Asked how to be a author, Cooper used to say the type of guidance that Ernest Hemingway would have said, if he could have been bothered to help out a aspiring writer: employ all all of your senses, say how things aromatic and looked and heard and touched and palatable – it significantly enhances the prose. But likely more helpful was: “Forever keep a journal – it’s very hard, when you’re 25, to recollect what being 24 felt like.” That’s one of the initial observations you observe, in the more detailed, more populated books, which have seventeen main characters rather than just one lead, all with very upper-class names, unless they’re Stateside, in which case they’re called a common name. Even an generational gap of several years, between two sisters, between a man and a female, you can perceive in the speech.

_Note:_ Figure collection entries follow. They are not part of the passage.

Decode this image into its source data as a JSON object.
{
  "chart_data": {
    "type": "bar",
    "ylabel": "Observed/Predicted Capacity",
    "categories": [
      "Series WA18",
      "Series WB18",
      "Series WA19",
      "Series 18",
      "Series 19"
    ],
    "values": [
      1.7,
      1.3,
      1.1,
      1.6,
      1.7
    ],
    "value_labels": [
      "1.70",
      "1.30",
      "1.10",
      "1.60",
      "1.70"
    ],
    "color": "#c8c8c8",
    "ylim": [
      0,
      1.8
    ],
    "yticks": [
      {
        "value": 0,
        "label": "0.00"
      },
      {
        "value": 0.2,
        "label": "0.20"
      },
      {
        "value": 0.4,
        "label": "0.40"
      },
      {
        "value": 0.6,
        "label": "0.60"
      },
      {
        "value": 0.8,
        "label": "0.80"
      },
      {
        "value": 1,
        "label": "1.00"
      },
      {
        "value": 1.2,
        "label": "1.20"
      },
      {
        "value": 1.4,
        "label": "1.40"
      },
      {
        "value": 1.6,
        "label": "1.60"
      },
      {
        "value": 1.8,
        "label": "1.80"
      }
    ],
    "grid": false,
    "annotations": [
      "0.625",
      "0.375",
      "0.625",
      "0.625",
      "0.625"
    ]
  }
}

The historical account of Riders was so perfectly Jilly Cooper it can’t possibly have been accurate, except it absolutely is real because a major newspaper made a public request about it at the era: she completed the entire draft in 1970, well before the Romances, brought it into the city center and left it on a public transport. Some detail has been purposely excluded of this story – what, for case, was so significant in the West End that you would abandon the sole version of your manuscript on a bus, which is not that unlike forgetting your baby on a train? Certainly an meeting, but which type?
Cooper was wont to embellish her own chaos and clumsiness
Tech enthusiast and writer with a passion for exploring emerging technologies and their impact on society.